Sylvie shook them off lightly. ‘No,’ she crooned softly. ‘Not a man. That would be easier, perhaps,’ she laughed, a cold, low, electric laugh, challenging him. ‘No. Not a man. A woman.’ She shivered, as if a chill wind had suddenly crept over her. ‘A woman who watches me. A woman who hates Germans. Who hates me. Who thinks I am sinning against humanity by even speaking to you.’ Sylvie watched his face, saw the rush of anger, the tension of control. ‘And so I have to be careful,’ she continued in what was almost a whisper. ‘Have to make sure I don’t overstep the mark of simply earning my keep by singing. Or else I may wake up one morning to find myself in a pool of blood.’ She passed her tongue over her lips as if tasting that blood, as if tasting him. She laughed again. ‘So you see, mein lieber Herr, something keeps me back from that apartment you so charmingly describe. And what may happen within it.’

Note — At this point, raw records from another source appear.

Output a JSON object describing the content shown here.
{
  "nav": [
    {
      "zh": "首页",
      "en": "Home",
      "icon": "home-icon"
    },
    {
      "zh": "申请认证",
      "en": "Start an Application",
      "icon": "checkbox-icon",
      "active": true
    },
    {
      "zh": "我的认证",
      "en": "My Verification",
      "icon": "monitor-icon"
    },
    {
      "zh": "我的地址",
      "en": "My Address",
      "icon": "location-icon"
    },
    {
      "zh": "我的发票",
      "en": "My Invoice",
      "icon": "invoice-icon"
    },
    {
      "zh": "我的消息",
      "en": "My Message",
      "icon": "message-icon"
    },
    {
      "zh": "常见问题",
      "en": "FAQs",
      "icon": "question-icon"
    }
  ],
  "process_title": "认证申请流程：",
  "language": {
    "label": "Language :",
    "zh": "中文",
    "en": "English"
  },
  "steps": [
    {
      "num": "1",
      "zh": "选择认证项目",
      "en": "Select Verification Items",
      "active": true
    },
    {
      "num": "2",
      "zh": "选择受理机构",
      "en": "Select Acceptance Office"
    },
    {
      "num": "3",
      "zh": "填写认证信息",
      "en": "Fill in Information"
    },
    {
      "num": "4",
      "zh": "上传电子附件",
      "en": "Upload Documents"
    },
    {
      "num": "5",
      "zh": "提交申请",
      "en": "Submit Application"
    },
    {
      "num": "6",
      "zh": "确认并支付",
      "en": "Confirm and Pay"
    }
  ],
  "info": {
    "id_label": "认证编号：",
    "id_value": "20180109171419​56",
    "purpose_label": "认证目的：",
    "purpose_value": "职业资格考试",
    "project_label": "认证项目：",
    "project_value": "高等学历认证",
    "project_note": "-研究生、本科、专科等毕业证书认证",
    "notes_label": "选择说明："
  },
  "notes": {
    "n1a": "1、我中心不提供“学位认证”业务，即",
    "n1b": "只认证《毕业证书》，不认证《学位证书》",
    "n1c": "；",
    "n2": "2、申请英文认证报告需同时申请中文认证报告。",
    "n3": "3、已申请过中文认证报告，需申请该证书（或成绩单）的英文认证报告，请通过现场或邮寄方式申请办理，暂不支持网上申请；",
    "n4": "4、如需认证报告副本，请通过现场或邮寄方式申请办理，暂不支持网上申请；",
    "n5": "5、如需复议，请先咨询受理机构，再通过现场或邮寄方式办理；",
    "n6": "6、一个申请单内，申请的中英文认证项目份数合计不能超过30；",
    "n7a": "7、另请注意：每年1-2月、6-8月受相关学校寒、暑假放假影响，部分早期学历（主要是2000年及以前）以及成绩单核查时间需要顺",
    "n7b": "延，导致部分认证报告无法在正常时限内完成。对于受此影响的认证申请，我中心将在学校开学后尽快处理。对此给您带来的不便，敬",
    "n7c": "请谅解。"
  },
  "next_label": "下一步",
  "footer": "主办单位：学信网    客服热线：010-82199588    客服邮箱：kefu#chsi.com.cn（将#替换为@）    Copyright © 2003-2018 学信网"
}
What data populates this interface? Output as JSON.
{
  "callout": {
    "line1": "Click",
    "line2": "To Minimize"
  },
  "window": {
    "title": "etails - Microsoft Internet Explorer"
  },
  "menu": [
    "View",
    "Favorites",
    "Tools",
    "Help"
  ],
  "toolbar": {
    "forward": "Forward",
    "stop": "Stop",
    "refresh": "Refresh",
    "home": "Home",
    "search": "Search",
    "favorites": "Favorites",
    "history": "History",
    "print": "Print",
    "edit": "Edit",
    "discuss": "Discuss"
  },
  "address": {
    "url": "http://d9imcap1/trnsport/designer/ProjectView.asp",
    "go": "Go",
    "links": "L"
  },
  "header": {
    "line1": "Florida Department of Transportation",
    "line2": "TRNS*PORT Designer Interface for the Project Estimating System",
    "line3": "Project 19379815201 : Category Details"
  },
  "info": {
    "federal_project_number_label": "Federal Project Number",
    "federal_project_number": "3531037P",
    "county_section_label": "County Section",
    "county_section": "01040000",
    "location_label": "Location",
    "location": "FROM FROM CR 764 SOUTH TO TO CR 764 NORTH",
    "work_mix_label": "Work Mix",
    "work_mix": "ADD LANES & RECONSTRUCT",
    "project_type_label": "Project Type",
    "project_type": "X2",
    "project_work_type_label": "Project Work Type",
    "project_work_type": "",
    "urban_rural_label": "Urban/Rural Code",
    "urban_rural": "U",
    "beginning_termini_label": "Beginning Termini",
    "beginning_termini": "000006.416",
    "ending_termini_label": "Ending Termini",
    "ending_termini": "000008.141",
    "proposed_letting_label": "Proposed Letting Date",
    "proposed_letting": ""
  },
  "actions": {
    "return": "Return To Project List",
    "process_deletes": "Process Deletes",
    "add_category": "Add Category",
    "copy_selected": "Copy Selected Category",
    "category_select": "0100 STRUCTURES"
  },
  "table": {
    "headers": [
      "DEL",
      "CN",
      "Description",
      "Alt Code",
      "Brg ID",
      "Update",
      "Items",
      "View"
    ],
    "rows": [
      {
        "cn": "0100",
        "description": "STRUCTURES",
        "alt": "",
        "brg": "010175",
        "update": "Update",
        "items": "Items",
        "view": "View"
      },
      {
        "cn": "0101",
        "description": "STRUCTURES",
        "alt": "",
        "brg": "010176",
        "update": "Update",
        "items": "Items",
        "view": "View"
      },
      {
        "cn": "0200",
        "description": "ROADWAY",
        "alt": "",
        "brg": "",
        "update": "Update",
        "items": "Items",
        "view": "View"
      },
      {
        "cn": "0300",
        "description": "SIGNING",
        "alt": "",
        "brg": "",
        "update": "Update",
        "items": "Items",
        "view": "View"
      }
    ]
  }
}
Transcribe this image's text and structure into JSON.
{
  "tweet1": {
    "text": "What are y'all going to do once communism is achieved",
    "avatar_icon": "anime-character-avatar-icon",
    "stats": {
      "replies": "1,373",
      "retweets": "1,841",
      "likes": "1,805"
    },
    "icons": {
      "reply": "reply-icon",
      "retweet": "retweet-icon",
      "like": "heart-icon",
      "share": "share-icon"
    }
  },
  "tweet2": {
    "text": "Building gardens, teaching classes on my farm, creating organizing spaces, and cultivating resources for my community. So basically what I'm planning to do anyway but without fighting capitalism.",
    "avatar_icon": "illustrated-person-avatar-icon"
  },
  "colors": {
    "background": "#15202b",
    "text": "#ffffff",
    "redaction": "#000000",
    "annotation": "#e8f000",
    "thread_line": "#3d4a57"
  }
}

‘Who is this woman? If she is all that stands between us, then…’ he took a walnut from the table and crushed it with one deliberate gesture in his fist. He smiled, a little whimsically. ‘Tell me Mademoiselle Latour, who is she?’
‘Ah no, it is not so simple.’ Sylvie looked with poignant melancholy into the distance. ‘She may be a single woman, but there is an organisation behind her, a powerful organisation.’ She dropped her second bit of bait, letting the word maquis hang unspoken. ‘You could not possibly contend with that.’
The negative enraged him, ‘Could not,’ he repeated. ‘There is nothing that we could not, I could not,’ his eyes rested on her, ‘For you.’
Sylvie lowered her eyelids, thoughtfully traced the lines of the tablecloth with a delicate finger.
‘Who is she?’ Berring closed his hand over hers. His voice grew low. ‘Speak her name and you will be free. Free for me.’
Sylvie hesitated, as if the act of naming, its implicit betrayal came to her with difficulty. She played with the ruby on her throat, brought it to her lips, let it fall back heavily between her breasts. The grip on her hand hardened. ‘Tell me,’ there was an urgency in Berring’s tone. ‘I will make sure that any harm she has done you is amply repaid.’